I built my still using instructions from a YouTube video hosted by a man named “Uncle Randy,” who had three teeth and the confidence of someone who has survived multiple explosions. Uncle Randy assured me that all I needed was a large pot, some copper tubing, and “a healthy disregard for building codes.” This should have been a red flag, but I pressed on, because I am a man who once followed a recipe that began with the words “First, catch a chicken.”
After several hours of assembly during which I burned myself twice, glued my hand to a saucepan, and accidentally created a device that looked suspiciously like a medieval torture instrument the still was ready. I poured in the mash, lit the burner, and waited.

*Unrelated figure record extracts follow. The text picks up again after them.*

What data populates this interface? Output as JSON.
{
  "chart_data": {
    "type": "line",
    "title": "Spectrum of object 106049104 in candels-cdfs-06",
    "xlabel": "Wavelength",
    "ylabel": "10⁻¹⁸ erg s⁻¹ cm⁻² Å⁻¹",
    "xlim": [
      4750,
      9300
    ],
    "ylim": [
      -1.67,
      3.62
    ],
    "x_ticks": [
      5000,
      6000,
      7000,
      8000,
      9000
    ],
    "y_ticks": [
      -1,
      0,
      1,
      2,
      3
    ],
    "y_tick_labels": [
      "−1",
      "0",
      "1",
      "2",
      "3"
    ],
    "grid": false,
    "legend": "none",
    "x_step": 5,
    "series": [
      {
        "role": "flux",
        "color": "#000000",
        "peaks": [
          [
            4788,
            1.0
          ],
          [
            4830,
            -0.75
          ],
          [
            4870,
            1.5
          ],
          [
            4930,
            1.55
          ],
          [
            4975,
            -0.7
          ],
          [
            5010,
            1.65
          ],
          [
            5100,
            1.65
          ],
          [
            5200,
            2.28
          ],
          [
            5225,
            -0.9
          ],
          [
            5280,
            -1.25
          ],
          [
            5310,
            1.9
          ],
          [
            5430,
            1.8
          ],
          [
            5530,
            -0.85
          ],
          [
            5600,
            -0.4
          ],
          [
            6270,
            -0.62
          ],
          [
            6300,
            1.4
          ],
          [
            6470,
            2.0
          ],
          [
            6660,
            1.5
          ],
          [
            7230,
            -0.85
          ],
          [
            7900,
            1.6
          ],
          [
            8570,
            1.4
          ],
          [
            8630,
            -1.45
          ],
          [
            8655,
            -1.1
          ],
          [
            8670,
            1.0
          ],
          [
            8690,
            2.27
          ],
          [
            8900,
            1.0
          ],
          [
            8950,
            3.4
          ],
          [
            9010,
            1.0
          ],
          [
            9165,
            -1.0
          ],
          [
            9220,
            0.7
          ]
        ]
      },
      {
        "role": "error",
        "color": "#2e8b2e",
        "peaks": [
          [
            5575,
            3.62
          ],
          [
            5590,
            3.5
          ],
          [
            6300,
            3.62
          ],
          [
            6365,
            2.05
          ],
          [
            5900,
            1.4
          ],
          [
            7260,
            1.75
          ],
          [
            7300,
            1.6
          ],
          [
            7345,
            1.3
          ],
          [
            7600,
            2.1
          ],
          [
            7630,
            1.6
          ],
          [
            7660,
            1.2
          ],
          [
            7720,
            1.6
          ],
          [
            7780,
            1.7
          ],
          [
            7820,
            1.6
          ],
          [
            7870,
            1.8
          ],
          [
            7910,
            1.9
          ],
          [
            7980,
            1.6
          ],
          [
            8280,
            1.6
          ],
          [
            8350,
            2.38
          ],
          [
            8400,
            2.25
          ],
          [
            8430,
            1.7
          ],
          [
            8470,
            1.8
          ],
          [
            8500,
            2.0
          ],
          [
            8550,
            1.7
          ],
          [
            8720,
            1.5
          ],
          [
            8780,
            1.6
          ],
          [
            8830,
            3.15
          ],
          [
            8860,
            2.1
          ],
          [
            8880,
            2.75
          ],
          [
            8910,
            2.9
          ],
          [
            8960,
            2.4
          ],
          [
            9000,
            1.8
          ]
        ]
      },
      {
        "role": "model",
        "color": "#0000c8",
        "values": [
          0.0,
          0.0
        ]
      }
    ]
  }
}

This is the moment when you realise that moonshine-making is essentially a slow-motion anxiety attack. You sit there watching a pot of bubbling liquid, knowing that at any moment it might produce either alcohol or a small mushroom cloud. The vapour began to travel through the copper coil, and I felt a surge of pride, the kind of pride a parent feels when their child takes their first steps, except with more fear of sudden combustion.
Finally, a clear liquid began to drip out of the end of the coil. This was it: the forbidden nectar. The homemade hooch. The stuff that, according to history, fuelled entire generations of people who thought wrestling bears was a reasonable pastime.
I took a sip.
Let me tell you: moonshine tastes like someone distilled the concept of danger. It tastes like a punch-up between petrol fumes and a dentist’s mouthwash. It tastes like something that should come with a warning label reading, “May cause temporary blindness, permanent blindness, or spontaneous banjo playing!”
I survived, somehow. The shed survived, although it now smells like a chemistry lab that had a nervous breakdown. And I learned a valuable lesson: some hobbies are best left to professionals, such as neurosurgery, lion taming, and creating beverages that could strip paint.
But I will say this: for one glorious moment, as that first drop of moonshine emerged, I felt like a true pioneer a rugged, self‑reliant craftsman of the frontier.
Then I remembered I’d melted part of my shoe!